Nesses dois últimos séculos, a beligerância tomou conta do mundo. Para as gerações de hoje, conflito mundial por excelência foi a Segunda Guerra Mundial, com sua luta clara entre o bem e o mal, entre democracia e totalitarismo, com seu padrão de destruição e com o genocídio de judeus e outros povos. Para muitos historiadores, porém, a Segunda Guerra foi uma extensão da Primeira. Mais do que qualquer outro conflito, a Primeira Guerra – ou a Grande Guerra, como foi oficialmente chamada – representou uma ruptura da história. O fim do domínio europeu sobre o mundo e a ascensão da potência americana, o radicalismo islâmico que brotou dos escombros do Império Otomano, o avanço do comunismo e os ferozes embates ideológicos a ele vinculados, o ocaso dos valores vitorianos e a revolução dos costumes – tudo isso aconteceu como consequência da Primeira Guerra.
Os embates foram cruentos, de violências inimagináveis, de muita insanidade e a ferida ainda continua aberta. Nunca antes se matou tanto em confrontos armados, em números absolutos. No total, 15 milhões de pessoas perderam a vida, na maioria soldados. Entre os alemães, 1,8 milhão de militares morreram e 2,7 milhões ficaram inválidos em uma população de quase 70 milhões. No Brasil atual, seria o equivalente a eliminar a população do Estado do Rio de janeiro. Muitas criaturas foram trucidadas prematuramente no espremedor de carne da guerra. Um enorme ferimento que deixou sequelas e moldou o mundo como o conhecemos hoje.
O pêndulo da culpa foi para a Alemanha. A Alemanha já foi a única e solitária culpada pelo conflito, e agora, 100 anos depois, a gênese da tragédia ainda é uma questão que divide as nações. Ninguém queria carregar o fardo da culpa por um desastre que devastara a Europa e ceifara 15 milhões de vidas. Essa catástrofe marcou a ferro e fogo o século XX: forçou os Estados Unidos a assumir sua posição de líder mundial, abriu caminho para a vitória do comunismo na Rússia, desenhou a geopolítica explosiva do atual Oriente Médio e criou as condições para a ascensão de Hitler e seu rastro de calamidades – a Segunda Guerra Mundial e o holocausto.
Antes, o mundo tinha o foco em dois polos. Agora, se constitui uma nova ordem mundial. Hoje, um mundo multipolar será necessariamente um ambiente conflituoso. Enquanto os EUA tentam exercer seu poder de forma mais indireta, as potências regionais buscam firmar sua influência, marcar território, e, em último grau, se unem em estratégias comuns contra o império. Dessa contradição nascem as possibilidades de conflito. Especialistas afirmam que: “O sistema interestatal capitalista se estabiliza por meio de sua própria expansão contínua e, portanto, em última instância, através das guerras”.

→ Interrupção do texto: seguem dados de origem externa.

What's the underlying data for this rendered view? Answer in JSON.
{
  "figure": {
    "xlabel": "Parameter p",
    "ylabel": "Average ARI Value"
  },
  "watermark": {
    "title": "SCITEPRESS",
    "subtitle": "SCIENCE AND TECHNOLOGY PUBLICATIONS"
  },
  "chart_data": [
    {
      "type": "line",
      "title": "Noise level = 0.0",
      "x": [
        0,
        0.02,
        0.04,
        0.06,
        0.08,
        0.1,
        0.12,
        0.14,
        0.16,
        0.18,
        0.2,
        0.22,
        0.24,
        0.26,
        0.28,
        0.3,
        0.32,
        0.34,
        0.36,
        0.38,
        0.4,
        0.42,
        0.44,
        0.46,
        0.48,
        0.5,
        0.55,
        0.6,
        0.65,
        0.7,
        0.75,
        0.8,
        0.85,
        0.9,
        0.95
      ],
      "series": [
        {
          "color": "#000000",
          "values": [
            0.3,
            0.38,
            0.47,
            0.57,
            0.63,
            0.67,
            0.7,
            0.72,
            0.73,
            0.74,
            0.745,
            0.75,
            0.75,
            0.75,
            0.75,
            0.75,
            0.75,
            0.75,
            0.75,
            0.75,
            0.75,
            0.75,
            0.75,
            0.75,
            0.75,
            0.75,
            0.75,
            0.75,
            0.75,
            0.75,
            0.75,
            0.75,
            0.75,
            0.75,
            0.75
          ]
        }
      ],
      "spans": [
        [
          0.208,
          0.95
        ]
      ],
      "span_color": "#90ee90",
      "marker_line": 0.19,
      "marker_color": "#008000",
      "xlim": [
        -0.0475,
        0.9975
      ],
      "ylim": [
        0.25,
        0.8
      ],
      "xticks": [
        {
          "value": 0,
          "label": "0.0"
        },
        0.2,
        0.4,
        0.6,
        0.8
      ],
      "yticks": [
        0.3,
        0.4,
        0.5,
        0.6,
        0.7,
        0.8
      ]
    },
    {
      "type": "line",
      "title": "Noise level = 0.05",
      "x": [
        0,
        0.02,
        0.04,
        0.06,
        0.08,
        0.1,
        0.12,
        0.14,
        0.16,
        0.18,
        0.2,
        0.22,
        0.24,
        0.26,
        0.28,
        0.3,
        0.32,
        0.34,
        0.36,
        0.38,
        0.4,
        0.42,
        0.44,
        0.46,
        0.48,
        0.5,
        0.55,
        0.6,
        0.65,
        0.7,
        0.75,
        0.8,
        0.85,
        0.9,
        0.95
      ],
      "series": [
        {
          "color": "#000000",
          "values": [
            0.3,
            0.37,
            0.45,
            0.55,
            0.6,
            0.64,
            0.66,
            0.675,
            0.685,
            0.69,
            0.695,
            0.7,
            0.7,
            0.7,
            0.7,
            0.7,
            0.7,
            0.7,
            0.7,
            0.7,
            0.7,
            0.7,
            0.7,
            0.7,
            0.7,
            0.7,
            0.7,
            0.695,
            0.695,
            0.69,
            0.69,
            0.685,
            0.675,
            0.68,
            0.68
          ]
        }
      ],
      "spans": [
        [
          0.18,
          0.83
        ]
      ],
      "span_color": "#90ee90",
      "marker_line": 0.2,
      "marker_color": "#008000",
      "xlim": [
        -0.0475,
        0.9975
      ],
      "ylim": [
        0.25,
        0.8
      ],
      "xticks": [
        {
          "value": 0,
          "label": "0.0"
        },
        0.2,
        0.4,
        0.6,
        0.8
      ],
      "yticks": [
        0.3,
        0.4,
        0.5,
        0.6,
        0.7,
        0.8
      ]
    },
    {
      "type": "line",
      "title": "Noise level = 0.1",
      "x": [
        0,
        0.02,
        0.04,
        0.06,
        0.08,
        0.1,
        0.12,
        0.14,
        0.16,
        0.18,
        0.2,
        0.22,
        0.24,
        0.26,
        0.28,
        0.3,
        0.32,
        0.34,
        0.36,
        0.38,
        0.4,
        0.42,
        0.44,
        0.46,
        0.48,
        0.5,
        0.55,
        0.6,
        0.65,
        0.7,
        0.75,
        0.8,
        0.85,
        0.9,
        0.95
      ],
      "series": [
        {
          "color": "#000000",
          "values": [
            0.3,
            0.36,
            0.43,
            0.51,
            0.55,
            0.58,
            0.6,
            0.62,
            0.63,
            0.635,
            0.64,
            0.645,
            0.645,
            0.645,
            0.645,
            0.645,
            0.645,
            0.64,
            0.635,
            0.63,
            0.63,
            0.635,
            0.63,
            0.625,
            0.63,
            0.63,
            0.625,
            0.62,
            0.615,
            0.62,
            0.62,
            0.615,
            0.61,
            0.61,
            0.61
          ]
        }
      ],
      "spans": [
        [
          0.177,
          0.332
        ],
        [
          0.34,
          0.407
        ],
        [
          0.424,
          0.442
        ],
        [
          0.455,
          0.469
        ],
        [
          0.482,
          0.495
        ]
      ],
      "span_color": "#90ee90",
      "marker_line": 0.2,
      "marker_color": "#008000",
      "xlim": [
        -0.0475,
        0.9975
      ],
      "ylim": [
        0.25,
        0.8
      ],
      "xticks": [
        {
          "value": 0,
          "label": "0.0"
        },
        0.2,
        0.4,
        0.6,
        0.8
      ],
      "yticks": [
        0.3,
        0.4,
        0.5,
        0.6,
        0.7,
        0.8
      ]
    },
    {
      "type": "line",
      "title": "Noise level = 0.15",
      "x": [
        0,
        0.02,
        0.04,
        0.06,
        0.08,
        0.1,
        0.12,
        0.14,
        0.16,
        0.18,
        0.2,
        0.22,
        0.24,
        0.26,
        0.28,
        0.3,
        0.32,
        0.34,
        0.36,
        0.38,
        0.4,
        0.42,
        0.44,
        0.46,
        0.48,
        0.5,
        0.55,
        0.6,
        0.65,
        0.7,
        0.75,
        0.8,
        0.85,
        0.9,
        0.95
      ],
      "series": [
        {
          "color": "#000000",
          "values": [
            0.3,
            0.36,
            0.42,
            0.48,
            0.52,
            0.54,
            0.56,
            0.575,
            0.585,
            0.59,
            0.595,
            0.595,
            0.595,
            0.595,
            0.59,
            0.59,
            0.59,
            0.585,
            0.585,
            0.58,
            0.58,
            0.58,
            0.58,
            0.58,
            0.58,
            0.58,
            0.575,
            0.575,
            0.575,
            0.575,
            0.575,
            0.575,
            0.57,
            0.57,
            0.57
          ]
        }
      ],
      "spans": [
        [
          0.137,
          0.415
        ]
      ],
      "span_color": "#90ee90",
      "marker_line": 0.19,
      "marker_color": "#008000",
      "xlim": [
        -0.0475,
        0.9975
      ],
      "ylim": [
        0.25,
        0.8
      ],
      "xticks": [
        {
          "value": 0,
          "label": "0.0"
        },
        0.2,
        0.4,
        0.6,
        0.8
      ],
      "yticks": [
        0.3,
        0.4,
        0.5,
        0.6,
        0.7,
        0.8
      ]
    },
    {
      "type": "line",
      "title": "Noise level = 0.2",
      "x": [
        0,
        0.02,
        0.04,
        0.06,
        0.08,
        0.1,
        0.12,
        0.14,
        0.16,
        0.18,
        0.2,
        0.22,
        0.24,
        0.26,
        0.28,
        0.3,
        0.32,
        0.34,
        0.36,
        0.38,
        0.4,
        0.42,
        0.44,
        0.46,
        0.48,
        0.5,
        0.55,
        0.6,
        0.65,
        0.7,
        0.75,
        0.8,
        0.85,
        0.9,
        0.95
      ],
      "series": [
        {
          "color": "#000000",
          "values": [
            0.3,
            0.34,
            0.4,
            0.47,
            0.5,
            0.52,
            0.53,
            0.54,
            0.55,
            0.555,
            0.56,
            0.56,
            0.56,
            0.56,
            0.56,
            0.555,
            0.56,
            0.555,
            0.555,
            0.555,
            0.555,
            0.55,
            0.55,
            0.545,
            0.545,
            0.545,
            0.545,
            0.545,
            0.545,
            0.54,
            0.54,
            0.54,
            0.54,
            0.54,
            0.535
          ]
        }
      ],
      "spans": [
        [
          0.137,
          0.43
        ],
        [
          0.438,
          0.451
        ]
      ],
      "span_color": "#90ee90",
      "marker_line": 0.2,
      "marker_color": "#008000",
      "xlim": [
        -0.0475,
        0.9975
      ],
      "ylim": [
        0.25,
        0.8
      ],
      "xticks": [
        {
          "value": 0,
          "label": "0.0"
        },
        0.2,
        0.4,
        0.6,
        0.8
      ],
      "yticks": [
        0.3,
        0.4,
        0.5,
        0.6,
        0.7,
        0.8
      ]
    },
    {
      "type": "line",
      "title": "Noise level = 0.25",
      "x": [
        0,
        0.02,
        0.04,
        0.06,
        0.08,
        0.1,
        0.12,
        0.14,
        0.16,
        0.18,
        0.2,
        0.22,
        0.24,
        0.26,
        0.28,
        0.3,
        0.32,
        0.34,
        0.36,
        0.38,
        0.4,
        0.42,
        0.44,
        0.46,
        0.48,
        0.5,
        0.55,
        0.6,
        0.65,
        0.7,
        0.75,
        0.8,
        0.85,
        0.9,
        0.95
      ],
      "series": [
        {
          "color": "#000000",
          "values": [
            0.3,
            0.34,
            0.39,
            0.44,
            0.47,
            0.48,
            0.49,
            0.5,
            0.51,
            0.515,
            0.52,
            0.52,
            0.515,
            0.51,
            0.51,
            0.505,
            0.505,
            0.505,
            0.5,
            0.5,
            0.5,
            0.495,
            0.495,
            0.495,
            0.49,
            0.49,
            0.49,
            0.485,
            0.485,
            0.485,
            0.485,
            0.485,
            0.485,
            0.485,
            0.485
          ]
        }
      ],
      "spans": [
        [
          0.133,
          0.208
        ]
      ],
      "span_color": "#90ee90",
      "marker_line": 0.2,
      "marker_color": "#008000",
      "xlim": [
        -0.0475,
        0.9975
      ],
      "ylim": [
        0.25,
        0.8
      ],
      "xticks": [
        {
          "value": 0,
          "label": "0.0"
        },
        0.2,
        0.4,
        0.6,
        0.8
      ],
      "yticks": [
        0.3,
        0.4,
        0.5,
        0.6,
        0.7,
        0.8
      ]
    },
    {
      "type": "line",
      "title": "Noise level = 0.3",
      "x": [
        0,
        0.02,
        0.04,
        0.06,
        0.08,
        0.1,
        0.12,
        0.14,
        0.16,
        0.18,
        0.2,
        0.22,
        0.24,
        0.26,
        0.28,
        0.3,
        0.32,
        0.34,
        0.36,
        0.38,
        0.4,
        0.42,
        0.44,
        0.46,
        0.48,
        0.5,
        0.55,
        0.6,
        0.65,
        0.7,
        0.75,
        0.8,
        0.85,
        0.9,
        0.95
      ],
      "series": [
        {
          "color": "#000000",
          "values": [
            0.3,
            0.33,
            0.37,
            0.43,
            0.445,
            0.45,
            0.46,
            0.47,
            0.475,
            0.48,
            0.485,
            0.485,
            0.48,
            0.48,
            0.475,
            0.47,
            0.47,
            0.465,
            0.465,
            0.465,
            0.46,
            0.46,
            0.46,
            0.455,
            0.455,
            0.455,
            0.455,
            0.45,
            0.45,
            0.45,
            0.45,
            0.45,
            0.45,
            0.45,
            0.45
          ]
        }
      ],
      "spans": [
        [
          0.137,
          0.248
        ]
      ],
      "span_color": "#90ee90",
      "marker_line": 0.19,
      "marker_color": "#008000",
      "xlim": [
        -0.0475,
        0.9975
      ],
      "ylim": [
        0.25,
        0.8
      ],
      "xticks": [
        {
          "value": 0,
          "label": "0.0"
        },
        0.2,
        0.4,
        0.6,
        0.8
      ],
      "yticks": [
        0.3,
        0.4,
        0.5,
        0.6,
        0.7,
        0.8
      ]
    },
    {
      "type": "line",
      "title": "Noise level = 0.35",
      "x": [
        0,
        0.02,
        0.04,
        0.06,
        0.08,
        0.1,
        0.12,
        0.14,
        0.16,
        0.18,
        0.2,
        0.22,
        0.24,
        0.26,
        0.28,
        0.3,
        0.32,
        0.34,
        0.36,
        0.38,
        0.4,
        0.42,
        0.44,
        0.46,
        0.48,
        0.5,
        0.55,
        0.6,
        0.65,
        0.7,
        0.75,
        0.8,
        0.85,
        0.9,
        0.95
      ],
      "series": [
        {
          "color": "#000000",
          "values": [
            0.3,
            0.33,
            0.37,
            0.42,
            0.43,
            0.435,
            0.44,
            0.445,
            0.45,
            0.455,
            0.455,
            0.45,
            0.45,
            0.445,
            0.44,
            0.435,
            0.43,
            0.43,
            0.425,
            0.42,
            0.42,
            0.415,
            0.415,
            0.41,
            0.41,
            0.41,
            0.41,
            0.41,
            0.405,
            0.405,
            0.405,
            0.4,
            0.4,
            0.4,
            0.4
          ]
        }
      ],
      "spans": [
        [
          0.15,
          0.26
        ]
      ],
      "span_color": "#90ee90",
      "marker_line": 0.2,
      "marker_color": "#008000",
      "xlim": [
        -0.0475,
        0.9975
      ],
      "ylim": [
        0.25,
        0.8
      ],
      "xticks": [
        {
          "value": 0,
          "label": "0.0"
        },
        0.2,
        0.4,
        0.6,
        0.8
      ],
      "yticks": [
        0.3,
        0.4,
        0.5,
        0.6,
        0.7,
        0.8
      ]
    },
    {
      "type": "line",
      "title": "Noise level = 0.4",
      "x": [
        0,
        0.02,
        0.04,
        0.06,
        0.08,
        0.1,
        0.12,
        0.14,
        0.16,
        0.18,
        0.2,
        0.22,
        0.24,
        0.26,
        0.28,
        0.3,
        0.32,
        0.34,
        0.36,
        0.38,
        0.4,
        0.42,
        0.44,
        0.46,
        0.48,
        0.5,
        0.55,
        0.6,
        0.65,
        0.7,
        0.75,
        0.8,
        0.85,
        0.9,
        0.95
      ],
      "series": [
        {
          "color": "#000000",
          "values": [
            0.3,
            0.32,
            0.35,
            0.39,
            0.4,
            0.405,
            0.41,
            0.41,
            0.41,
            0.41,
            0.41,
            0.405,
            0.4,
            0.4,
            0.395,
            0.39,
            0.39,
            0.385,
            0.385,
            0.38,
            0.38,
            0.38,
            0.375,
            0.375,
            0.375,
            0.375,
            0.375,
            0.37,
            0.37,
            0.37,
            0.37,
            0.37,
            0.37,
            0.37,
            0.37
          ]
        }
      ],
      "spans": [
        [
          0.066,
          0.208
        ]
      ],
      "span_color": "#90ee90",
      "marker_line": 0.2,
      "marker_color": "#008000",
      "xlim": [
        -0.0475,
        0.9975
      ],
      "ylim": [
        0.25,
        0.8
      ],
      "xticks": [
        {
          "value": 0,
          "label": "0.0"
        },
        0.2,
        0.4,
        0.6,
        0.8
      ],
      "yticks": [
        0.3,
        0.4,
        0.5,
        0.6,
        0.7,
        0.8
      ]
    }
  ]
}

Nos últimos anos, os EUA tentam construir uma nova estratégia internacional em todos os grandes “tabuleiros geopolíticos” do sistema mundial. Seu objetivo não é o de abandonar sua vocação e posição imperial, ou seu poder global. É exercê-lo de forma mais indireta por meio da promoção ativa das divisões e dos “equilíbrios do poder” regionais. Mesmo assim, se os EUA tiverem sucesso nesse intento de “terceirização” do poder, isso não impedirá a existência e a multiplicação de guerras e conflitos localizados, a envolvê-los em última instância.
Ademais, no horizonte desse sistema, não há nenhuma possibilidade de estabilidade ou paz perpétua. A expansão do poder dos EUA fortalece as potências que vão lutar pela hegemonia. A tal “Primavera Árabe” foi uma invenção da fantasia cinematográfica dos europeus e americanos. Há uma guerra assimétrica entre Estados e capitais que atuam como grandes predadores na luta pelo controle monopólico de posições de mercado, inovações tecnológicas e lucros extraordinários. Nem a libra nem o dólar se tornaram moedas de referência da noite para o dia. O dólar só ocupou espaço depois da II Guerra. Benjamin Franklin, não perderá valor tão cedo.